KPK: Bupati Tulungagung targetkan Rp5 miliar, tapi dapat Rp2,7 miliar

Jakarta – Dalam penyelidikannya, Komisi Pemberantasan Korupsi (KPK) menyebutkan bahwa Bupati Tulungagung Gatut Sunu Wibowo (GSW) berupaya memperoleh dana sekitar Rp5 miliar dari 16 kepala organisasi perangkat daerah (OPD) di lingkungan pemerintahan kabupaten tersebut. Namun, hingga April 2026, realisasi dana yang berhasil diterima oleh GSW hanya mencapai Rp2,7 miliar, menurut Deputi Penindakan dan Eksekusi KPK, Asep Guntur Rahayu.

Sejumlah kejadian korupsi ini terjadi sejak Desember 2025 hingga awal April 2026. Dalam wawancara di Gedung Merah Putih KPK, Jakarta, Asep menjelaskan bahwa GSW menggunakan dua metode untuk mengumpulkan dana. Pertama, dengan mengajukan permintaan secara langsung maupun melalui perantara ajudannya kepada para kepala OPD. Besaran dana yang diminta berkisar antara Rp15 juta hingga Rp2,8 miliar.

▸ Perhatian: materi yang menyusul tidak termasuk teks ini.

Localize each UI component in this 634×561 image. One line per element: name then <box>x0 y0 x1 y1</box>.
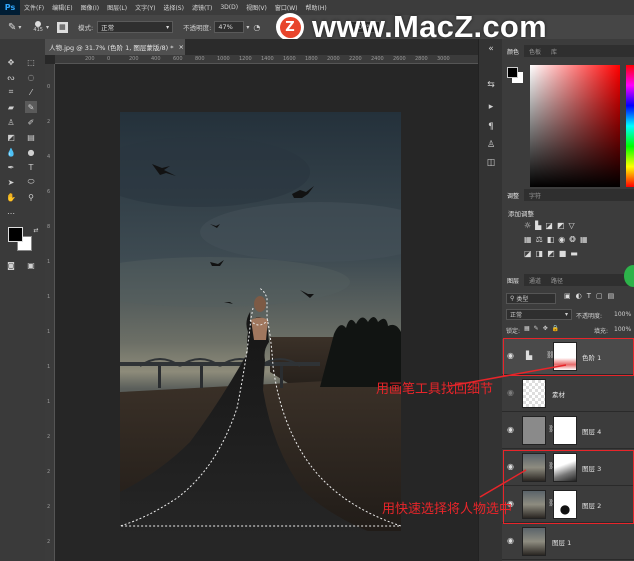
color-fg-swatch[interactable] <box>507 67 518 78</box>
annotation-arrows <box>449 364 567 498</box>
arrow-bottom <box>479 469 527 498</box>
foreground-color-swatch[interactable] <box>8 227 23 242</box>
annotation-bottom: 用快速选择将人物选中 <box>382 502 513 517</box>
annotation-top: 用画笔工具找回细节 <box>376 382 494 397</box>
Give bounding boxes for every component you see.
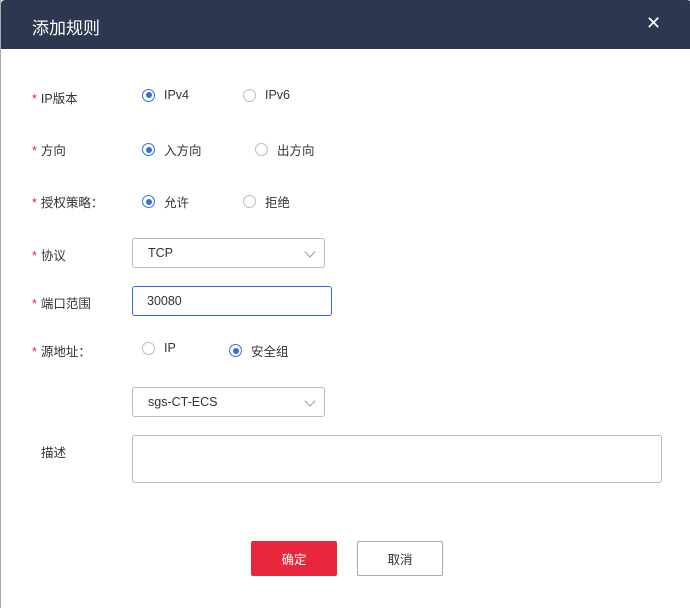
policy-label: * 授权策略： [32,196,104,210]
security-group-select[interactable]: sgs-CT-ECS [132,387,325,417]
description-label: 描述 [41,446,67,460]
chevron-down-icon [304,395,316,407]
radio-source-ip[interactable]: IP [142,341,176,355]
direction-label: * 方向 [32,144,66,158]
radio-deny[interactable]: 拒绝 [243,192,290,211]
radio-allow[interactable]: 允许 [142,192,189,211]
radio-outbound[interactable]: 出方向 [255,140,315,159]
port-input[interactable] [132,286,332,316]
radio-unchecked-icon [142,341,155,355]
radio-inbound[interactable]: 入方向 [142,140,202,159]
port-label: * 端口范围 [32,297,91,311]
radio-ipv4[interactable]: IPv4 [142,88,189,102]
radio-checked-icon [142,195,155,208]
cancel-button[interactable]: 取消 [357,541,443,576]
ip-version-label: * IP版本 [32,92,78,106]
close-icon[interactable]: ✕ [646,14,661,32]
radio-unchecked-icon [255,143,268,156]
dialog-header: 添加规则 ✕ [1,0,690,49]
radio-ipv6[interactable]: IPv6 [243,88,290,102]
protocol-label: * 协议 [32,249,66,263]
radio-checked-icon [229,344,242,357]
protocol-select[interactable]: TCP [132,238,325,268]
radio-source-security-group[interactable]: 安全组 [229,341,289,360]
radio-unchecked-icon [243,88,256,102]
dialog-title: 添加规则 [32,19,100,38]
source-label: * 源地址： [32,345,91,359]
radio-checked-icon [142,88,155,102]
radio-unchecked-icon [243,195,256,208]
chevron-down-icon [304,246,316,258]
radio-checked-icon [142,143,155,156]
confirm-button[interactable]: 确定 [251,541,337,576]
description-input[interactable] [132,435,662,483]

“Permintaan jatah juga dilakukan GSW dengan cara menambah atau menggeser anggaran di sejumlah OPD. Jadi, datang ke OPD, nanti saya tambah anggaran OPD ini misalkan 10, nah dia minta dari situ, dari 10 itu minta sekian persen,”

Skema kedua, menurut Asep, melibatkan penyesuaian anggaran yang diberikan kepada OPD. Gatut Sunu menetapkan 50 persen dari dana tambahan tersebut sebagai bagian dari upaya pemerasan. “Misalkan, kalau tadi ditambahkan Rp100 juta, berarti dia minta Rp50 juta, bahkan sebelum anggaran tersebut turun atau diberikan kepada OPD tersebut,” jelasnya.

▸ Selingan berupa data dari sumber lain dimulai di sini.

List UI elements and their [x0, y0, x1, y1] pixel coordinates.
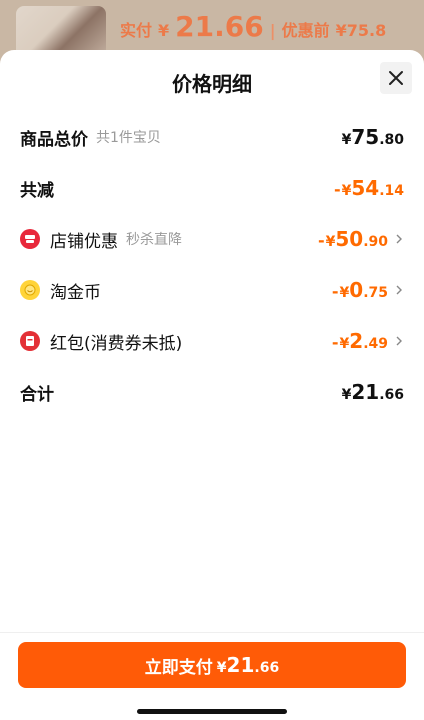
currency-symbol: ¥ [216, 660, 227, 676]
pay-now-button[interactable]: 立即支付 ¥ 21 .66 [18, 642, 406, 688]
red-packet-amount: - ¥ 2 .49 [332, 329, 388, 353]
shop-icon [20, 229, 40, 249]
currency-symbol: ¥ [341, 387, 352, 403]
paid-label: 实付 [120, 21, 153, 40]
close-button[interactable] [380, 62, 412, 94]
sum-label: 合计 [20, 384, 54, 405]
amount-decimal: .80 [379, 132, 404, 148]
coin-value: - ¥ 0 .75 [332, 278, 404, 302]
row-red-packet[interactable]: 红包(消费券未抵) - ¥ 2 .49 [20, 328, 404, 354]
shop-discount-value: - ¥ 50 .90 [318, 227, 404, 251]
minus-sign: - [331, 282, 339, 301]
amount-integer: 75 [351, 125, 380, 149]
shop-discount-label: 店铺优惠 [50, 231, 118, 252]
red-packet-label: 红包(消费券未抵) [50, 333, 183, 354]
reduction-value: - ¥ 54 .14 [334, 176, 404, 200]
chevron-right-icon [396, 234, 402, 244]
red-packet-value: - ¥ 2 .49 [332, 329, 404, 353]
separator: | [269, 21, 276, 40]
pay-button-amount: ¥ 21 .66 [217, 653, 279, 677]
amount-decimal: .14 [379, 183, 404, 199]
amount-integer: 21 [226, 653, 255, 677]
amount-integer: 21 [351, 380, 380, 404]
currency-symbol: ¥ [339, 336, 350, 352]
pay-button-label: 立即支付 [144, 657, 213, 678]
amount-decimal: .49 [363, 336, 388, 352]
background-price: 实付 ¥ 21.66 | 优惠前 ¥75.8 [120, 10, 386, 43]
shop-discount-amount: - ¥ 50 .90 [318, 227, 388, 251]
close-icon [389, 71, 403, 85]
goods-total-label: 商品总价 [20, 129, 88, 150]
sum-value: ¥ 21 .66 [342, 380, 404, 404]
minus-sign: - [317, 231, 325, 250]
price-detail-sheet: 价格明细 商品总价 共1件宝贝 ¥ 75 .80 共减 - ¥ 54 .14 店… [0, 50, 424, 720]
row-sum: 合计 ¥ 21 .66 [20, 379, 404, 405]
chevron-right-icon [396, 336, 402, 346]
amount-decimal: .66 [379, 387, 404, 403]
red-packet-icon [20, 331, 40, 351]
coin-label: 淘金币 [50, 282, 101, 303]
reduction-amount: - ¥ 54 .14 [334, 176, 404, 200]
currency-symbol: ¥ [341, 132, 352, 148]
currency-symbol: ¥ [339, 285, 350, 301]
amount-decimal: .66 [254, 660, 280, 676]
sum-amount: ¥ 21 .66 [342, 380, 404, 404]
currency-symbol: ¥ [341, 183, 352, 199]
amount-decimal: .75 [363, 285, 388, 301]
minus-sign: - [331, 333, 339, 352]
coin-amount: - ¥ 0 .75 [332, 278, 388, 302]
paid-currency: ¥ [158, 21, 170, 40]
amount-integer: 0 [349, 278, 364, 302]
goods-total-amount: ¥ 75 .80 [342, 125, 404, 149]
row-total-reduction: 共减 - ¥ 54 .14 [20, 175, 404, 201]
coin-icon [20, 280, 40, 300]
footer-divider [0, 632, 424, 633]
amount-integer: 50 [335, 227, 364, 251]
reduction-label: 共减 [20, 180, 54, 201]
before-label: 优惠前 [281, 21, 330, 40]
minus-sign: - [333, 180, 341, 199]
sheet-title: 价格明细 [172, 72, 252, 96]
row-shop-discount[interactable]: 店铺优惠 秒杀直降 - ¥ 50 .90 [20, 226, 404, 252]
goods-count: 共1件宝贝 [96, 130, 161, 146]
row-goods-total: 商品总价 共1件宝贝 ¥ 75 .80 [20, 124, 404, 150]
goods-total-value: ¥ 75 .80 [342, 125, 404, 149]
chevron-right-icon [396, 285, 402, 295]
currency-symbol: ¥ [325, 234, 336, 250]
shop-discount-sub: 秒杀直降 [126, 232, 182, 248]
before-amount: ¥75.8 [335, 21, 387, 40]
row-taobao-coin[interactable]: 淘金币 - ¥ 0 .75 [20, 277, 404, 303]
amount-integer: 54 [351, 176, 380, 200]
amount-integer: 2 [349, 329, 364, 353]
amount-decimal: .90 [363, 234, 388, 250]
paid-amount: 21.66 [175, 10, 264, 43]
home-indicator [137, 709, 287, 714]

Sebelumnya, KPK melakukan operasi tangkap tangan (OTT) di Tulungagung pada 10 April 2026. Dalam operasi tersebut, 18 orang ditangkap, termasuk Bupati Tulungagung Gatut Sunu Wibowo dan adiknya, Jatmiko Dwijo Saputro, yang juga menjadi anggota DPRD setempat. Hari berikutnya, 11 April 2026, GSW dan adiknya serta 11 orang lain dibawa ke Jakarta untuk pemeriksaan lanjutan.

Pada hari yang sama, KPK mengumumkan bahwa Gatut Sunu Wibowo (GSW) dan Dwi Yoga Ambal (YOG) sebagai ajudannya menjadi tersangka atas dugaan tindak pemerasan serta penerimaan gratifikasi dalam lingkungan Pemerintah Kabupaten Tulungagung tahun anggaran 2025-2026.